A nice family of conics
Posted:
Jun 10, 2010 7:46 AM


I have been wanting to do a perspective drawing of ripples on a lake.
To help me, I imagine a pin hole camera projecting an image of the ripples on a film plane.
The pin hole is the origin: (0, 0, 0) Camera face plane is y = 0 Film plane is z = 1 The lake surface lies in the plane z = 1 The ripples are concentric circles lieing in the lake plane, each circle having the center (0, 1, 1)
I believe these things to be true:
The image of the circles' center is (0, 1, 1).
The image of each circle is a conic section. Each conic section has (0, 1, 1) as a focus. And the horizon line is the directrix.
A circle having radius r maps into a conic section of eccentricity r. For example, a circle of radius .5 maps into an ellipse with eccentricity .5. The circle of radius 1 maps into a parabola.

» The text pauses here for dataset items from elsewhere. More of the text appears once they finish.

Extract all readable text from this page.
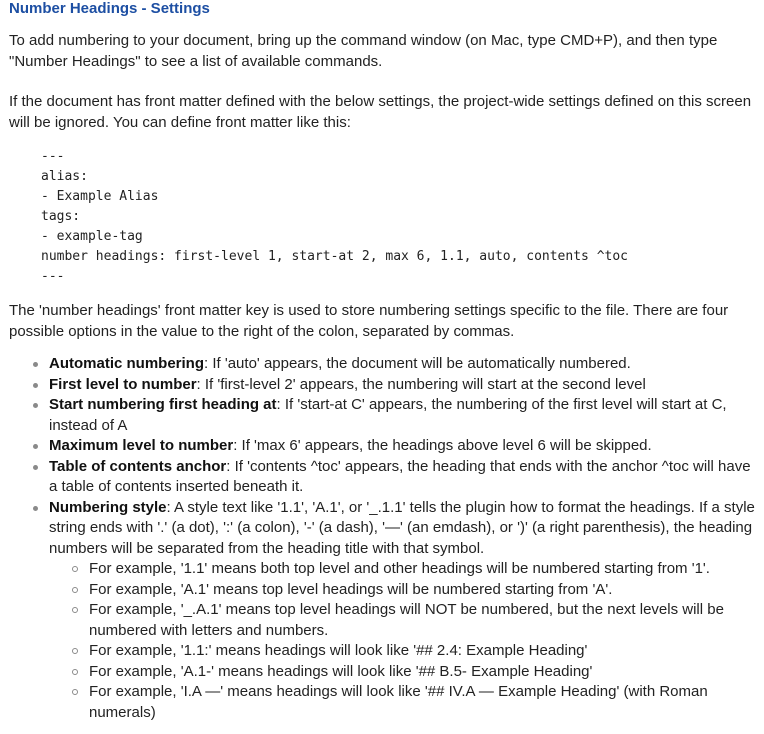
Number Headings - Settings

To add numbering to your document, bring up the command window (on Mac, type CMD+P), and then type "Number Headings" to see a list of available commands.

If the document has front matter defined with the below settings, the project-wide settings defined on this screen will be ignored. You can define front matter like this:

---
alias:
- Example Alias
tags:
- example-tag
number headings: first-level 1, start-at 2, max 6, 1.1, auto, contents ^toc
---

The 'number headings' front matter key is used to store numbering settings specific to the file. There are four possible options in the value to the right of the colon, separated by commas.

Automatic numbering: If 'auto' appears, the document will be automatically numbered.
First level to number: If 'first-level 2' appears, the numbering will start at the second level
Start numbering first heading at: If 'start-at C' appears, the numbering of the first level will start at C, instead of A
Maximum level to number: If 'max 6' appears, the headings above level 6 will be skipped.
Table of contents anchor: If 'contents ^toc' appears, the heading that ends with the anchor ^toc will have a table of contents inserted beneath it.
Numbering style: A style text like '1.1', 'A.1', or '_.1.1' tells the plugin how to format the headings. If a style string ends with '.' (a dot), ':' (a colon), '-' (a dash), '—' (an emdash), or ')' (a right parenthesis), the heading numbers will be separated from the heading title with that symbol.
For example, '1.1' means both top level and other headings will be numbered starting from '1'.
For example, 'A.1' means top level headings will be numbered starting from 'A'.
For example, '_.A.1' means top level headings will NOT be numbered, but the next levels will be numbered with letters and numbers.
For example, '1.1:' means headings will look like '## 2.4: Example Heading'
For example, 'A.1-' means headings will look like '## B.5- Example Heading'
For example, 'I.A —' means headings will look like '## IV.A — Example Heading' (with Roman numerals)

Here is a pic: http://www.clowder.net/hop/TMI/Ripples.jpg The circle of radius 1 and its image, the parabola, are darkened.
I've convinced myself the above is true for circles with radius < 1. The parabola and hyperbolas seem to fit but I haven't thought of a demonstration.
Can anyone come up with a proof?
Regards,
Hop http://clowder.net/hop/index.html